Lopez advanced the 2010 loft bill over objections from Mayor Michael Bloomberg and groups seeking to preserve manufacturing in New York City, who argued that encouraging conversion of industrial lofts for residential use would cause jobs to leave New York.
As of this April, three dozen Brooklyn and Queens industrial lofts had been converted to apartments under Lopez’ law, and Lopez has argued against rent increases In a recent meeting with loft tenants, Lopez indicated that he counts their numbers in his Assembly district — and their votes. “There are 1,500 loft tenants in my district, and only 114 of them voted in the last four years. But if you ever mobilize a bloc of 1,500 people, a lot will go your way.”

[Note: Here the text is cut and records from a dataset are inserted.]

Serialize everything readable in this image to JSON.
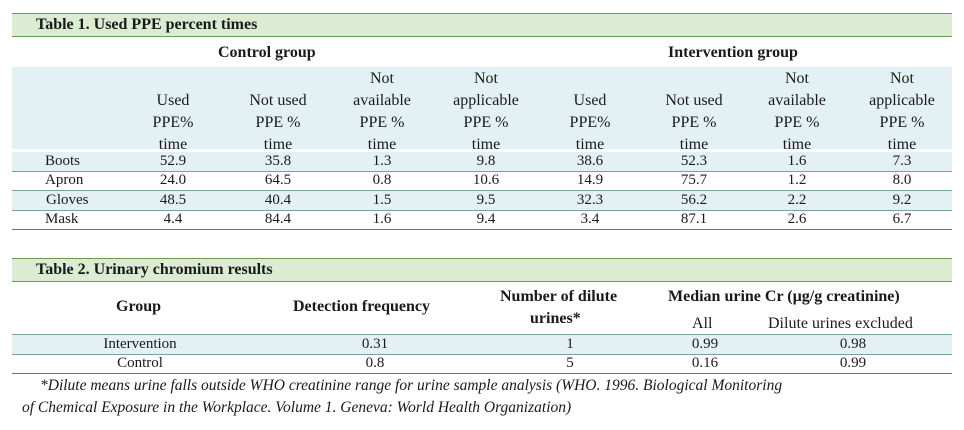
{
  "table1": {
    "title": "Table 1. Used PPE percent times",
    "groups": [
      "Control group",
      "Intervention group"
    ],
    "columns": [
      [
        "Used",
        "PPE%",
        "time"
      ],
      [
        "Not used",
        "PPE %",
        "time"
      ],
      [
        "Not",
        "available",
        "PPE %",
        "time"
      ],
      [
        "Not",
        "applicable",
        "PPE %",
        "time"
      ],
      [
        "Used",
        "PPE%",
        "time"
      ],
      [
        "Not used",
        "PPE %",
        "time"
      ],
      [
        "Not",
        "available",
        "PPE %",
        "time"
      ],
      [
        "Not",
        "applicable",
        "PPE %",
        "time"
      ]
    ],
    "rows": [
      {
        "label": "Boots",
        "values": [
          "52.9",
          "35.8",
          "1.3",
          "9.8",
          "38.6",
          "52.3",
          "1.6",
          "7.3"
        ]
      },
      {
        "label": "Apron",
        "values": [
          "24.0",
          "64.5",
          "0.8",
          "10.6",
          "14.9",
          "75.7",
          "1.2",
          "8.0"
        ]
      },
      {
        "label": "Gloves",
        "values": [
          "48.5",
          "40.4",
          "1.5",
          "9.5",
          "32.3",
          "56.2",
          "2.2",
          "9.2"
        ]
      },
      {
        "label": "Mask",
        "values": [
          "4.4",
          "84.4",
          "1.6",
          "9.4",
          "3.4",
          "87.1",
          "2.6",
          "6.7"
        ]
      }
    ]
  },
  "table2": {
    "title": "Table 2. Urinary chromium results",
    "headers": {
      "group": "Group",
      "detection": "Detection frequency",
      "dilute_line1": "Number of dilute",
      "dilute_line2": "urines*",
      "median": "Median urine Cr (µg/g creatinine)",
      "all": "All",
      "excluded": "Dilute urines excluded"
    },
    "rows": [
      {
        "group": "Intervention",
        "detection": "0.31",
        "dilute": "1",
        "all": "0.99",
        "excluded": "0.98"
      },
      {
        "group": "Control",
        "detection": "0.8",
        "dilute": "5",
        "all": "0.16",
        "excluded": "0.99"
      }
    ],
    "footnote_line1": "*Dilute means urine falls outside WHO creatinine range for urine sample analysis (WHO. 1996. Biological Monitoring",
    "footnote_line2": "of Chemical Exposure in the Workplace. Volume 1. Geneva: World Health Organization)"
  }
}
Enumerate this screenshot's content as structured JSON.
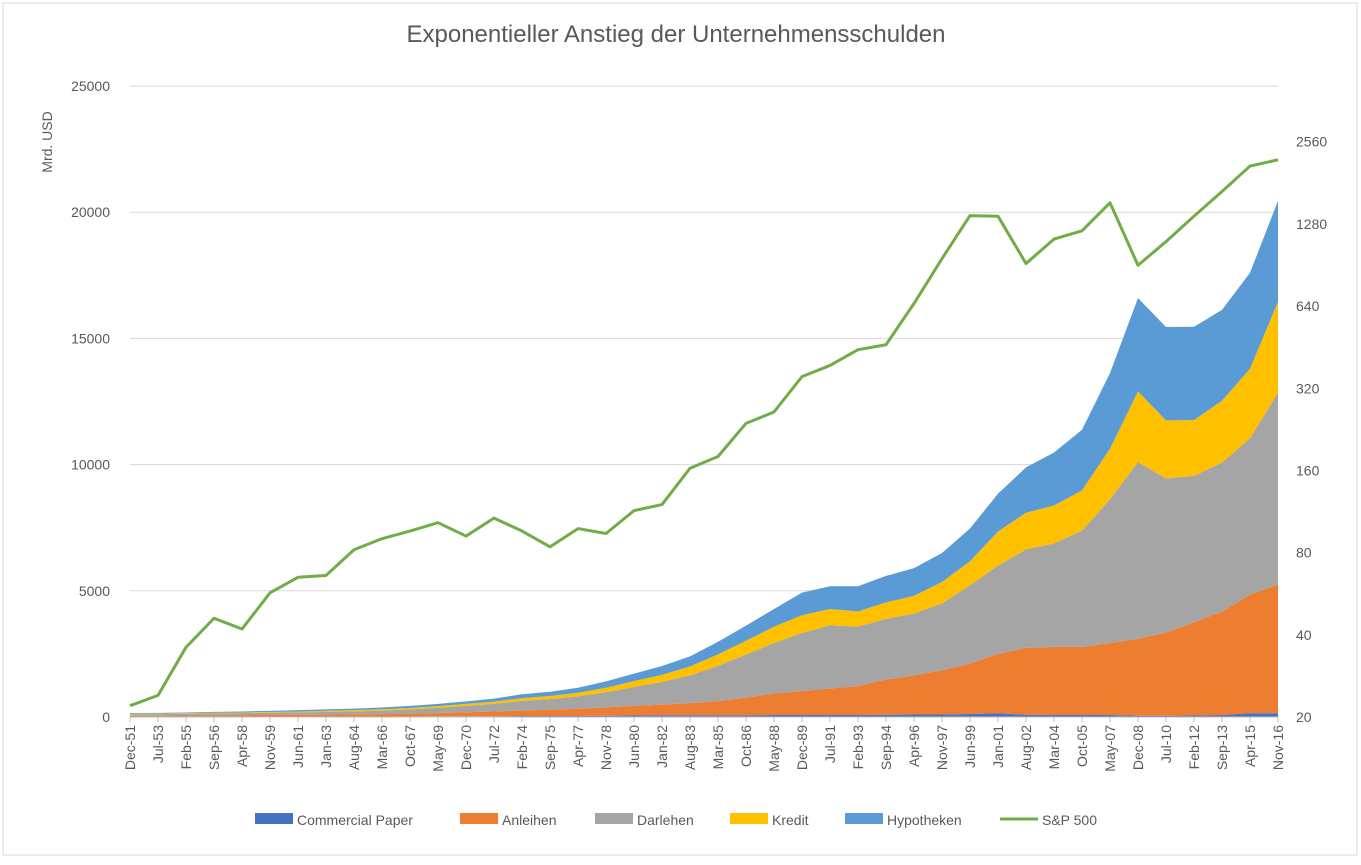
{
  "chart_data": {
    "type": "stacked-area",
    "title": "Exponentieller Anstieg der Unternehmensschulden",
    "ylabel": "Mrd. USD",
    "categories": [
      "Dec-51",
      "Jul-53",
      "Feb-55",
      "Sep-56",
      "Apr-58",
      "Nov-59",
      "Jun-61",
      "Jan-63",
      "Aug-64",
      "Mar-66",
      "Oct-67",
      "May-69",
      "Dec-70",
      "Jul-72",
      "Feb-74",
      "Sep-75",
      "Apr-77",
      "Nov-78",
      "Jun-80",
      "Jan-82",
      "Aug-83",
      "Mar-85",
      "Oct-86",
      "May-88",
      "Dec-89",
      "Jul-91",
      "Feb-93",
      "Sep-94",
      "Apr-96",
      "Nov-97",
      "Jun-99",
      "Jan-01",
      "Aug-02",
      "Mar-04",
      "Oct-05",
      "May-07",
      "Dec-08",
      "Jul-10",
      "Feb-12",
      "Sep-13",
      "Apr-15",
      "Nov-16"
    ],
    "series": [
      {
        "name": "Commercial Paper",
        "color": "#4472c4",
        "values": [
          10,
          10,
          10,
          15,
          15,
          15,
          15,
          15,
          15,
          15,
          20,
          30,
          30,
          30,
          40,
          40,
          40,
          50,
          60,
          70,
          70,
          70,
          70,
          80,
          80,
          80,
          80,
          90,
          100,
          100,
          120,
          150,
          90,
          80,
          80,
          80,
          50,
          50,
          60,
          80,
          150,
          150
        ]
      },
      {
        "name": "Anleihen",
        "color": "#ed7d31",
        "values": [
          40,
          45,
          50,
          55,
          60,
          65,
          70,
          80,
          90,
          100,
          110,
          130,
          160,
          190,
          220,
          250,
          280,
          330,
          380,
          420,
          480,
          560,
          700,
          850,
          950,
          1050,
          1150,
          1400,
          1550,
          1750,
          2000,
          2350,
          2650,
          2700,
          2700,
          2850,
          3050,
          3300,
          3700,
          4100,
          4700,
          5100
        ]
      },
      {
        "name": "Darlehen",
        "color": "#a5a5a5",
        "values": [
          60,
          60,
          70,
          75,
          80,
          90,
          100,
          110,
          120,
          140,
          170,
          200,
          250,
          300,
          380,
          420,
          500,
          600,
          750,
          900,
          1100,
          1400,
          1700,
          2000,
          2300,
          2500,
          2350,
          2400,
          2450,
          2650,
          3100,
          3500,
          3900,
          4100,
          4600,
          5700,
          7000,
          6100,
          5800,
          5900,
          6200,
          7600
        ]
      },
      {
        "name": "Kredit",
        "color": "#ffc000",
        "values": [
          20,
          20,
          20,
          25,
          25,
          30,
          35,
          40,
          45,
          50,
          60,
          70,
          80,
          90,
          110,
          120,
          140,
          180,
          230,
          280,
          350,
          450,
          550,
          650,
          700,
          650,
          600,
          650,
          700,
          850,
          950,
          1350,
          1450,
          1500,
          1600,
          2000,
          2800,
          2300,
          2200,
          2450,
          2750,
          3600
        ]
      },
      {
        "name": "Hypotheken",
        "color": "#5b9bd5",
        "values": [
          30,
          30,
          30,
          35,
          40,
          45,
          50,
          55,
          60,
          70,
          80,
          90,
          100,
          120,
          150,
          170,
          200,
          250,
          300,
          350,
          400,
          500,
          600,
          700,
          900,
          900,
          1000,
          1050,
          1100,
          1150,
          1300,
          1500,
          1800,
          2100,
          2400,
          3000,
          3700,
          3700,
          3700,
          3600,
          3800,
          4000
        ]
      },
      {
        "name": "S&P 500",
        "type": "line",
        "axis": "y2",
        "color": "#70ad47",
        "values": [
          22,
          24,
          36,
          46,
          42,
          57,
          65,
          66,
          82,
          90,
          96,
          103,
          92,
          107,
          96,
          84,
          98,
          94,
          114,
          120,
          163,
          180,
          238,
          262,
          353,
          388,
          443,
          462,
          654,
          955,
          1373,
          1366,
          916,
          1126,
          1207,
          1530,
          903,
          1102,
          1366,
          1682,
          2085,
          2198
        ]
      }
    ],
    "ylim": [
      0,
      25000
    ],
    "yticks": [
      0,
      5000,
      10000,
      15000,
      20000,
      25000
    ],
    "y2lim": [
      20,
      4096
    ],
    "y2ticks": [
      20,
      40,
      80,
      160,
      320,
      640,
      1280,
      2560
    ],
    "y2scale": "log",
    "grid": true,
    "legend": "bottom"
  }
}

2. Costly tax breaks for real estate developers
In 2007, as the state legislature acted to renew a major tax break for New York City apartment-building developers, Lopez introduced a version of the bill that significantly expanded the zone in which developers have to build affordable housing in order to get the tax break, known as 421-a. Those included areas in North Brooklyn where a powerful organization founded by Lopez, the Ridgewood Bushwick Senior Citizens Council, constructs and manages such housing and was poised to benefit from new development opportunities.
What’s more, under Lopez’ bill the renewal of the tax abatement took effect one year after its passage. That gave developers time to begin construction and claim the tax credit without providing the affordable housing. Those tax abatements will cost the city $158.7 million over 15 years.
3. Grants for the grassroots
Lopez has repeatedly sought to restore funding to the Neighborhood Preservation Program, which gives state grants to dozens of non-profits to provide housing advice to tenants and homebuyers.
Many, including Lopez’s Bushwick Ridgewood Senior Citizens Council, are located in New York City. Most groups have received the funds for decades, and for some of the smaller organizations the dollars fiercely protected by Lopez represent a large share of their budgets.
In 2009, after the state budget slashed $2.1 million from the Neighborhood Preservation Program, Assemblyman Lopez personally steered member item funds to restore its budget. After Gov. Andrew Cuomo’s first budget in 2011 sought to cut the Neighborhood Preservation Program in half. Lopez and Speaker Sheldon Silver negotiated a deal to restore $6 million.
This year, Gov. Andrew Cuomo sought to eliminate the Neighborhood Preservation Program entirely, generating $12 million in savings, and replace them with a state-run tenant protection unit. Lopez helped ensure the program survived — and with it a built-in network of political support for Lopez.
4. Big money for Brooklyn
The Ridgewood Bushwick Senior Citizens Council, the Brooklyn nonprofit founded by Lopez three decades ago, is a major recipient of public funds for housing development and services for the elderly. State legislative records show that a big chunk of the money comes from Lopez himself: he earmarked more than $400,000 for the organization through member items between 2008 and 2010. More than a half million dollars in funds also came through the New York City Council.
The group has been the subject of a probe from the City’s Department of Investigation, which in 2010 found weak board oversight and purported “fraudulent activities” at Ridgewood Bushwick. But that hasn’t stopped city money from flowing: since the beginning of 2010 it has received $25 million in payments from the city for housing and other services.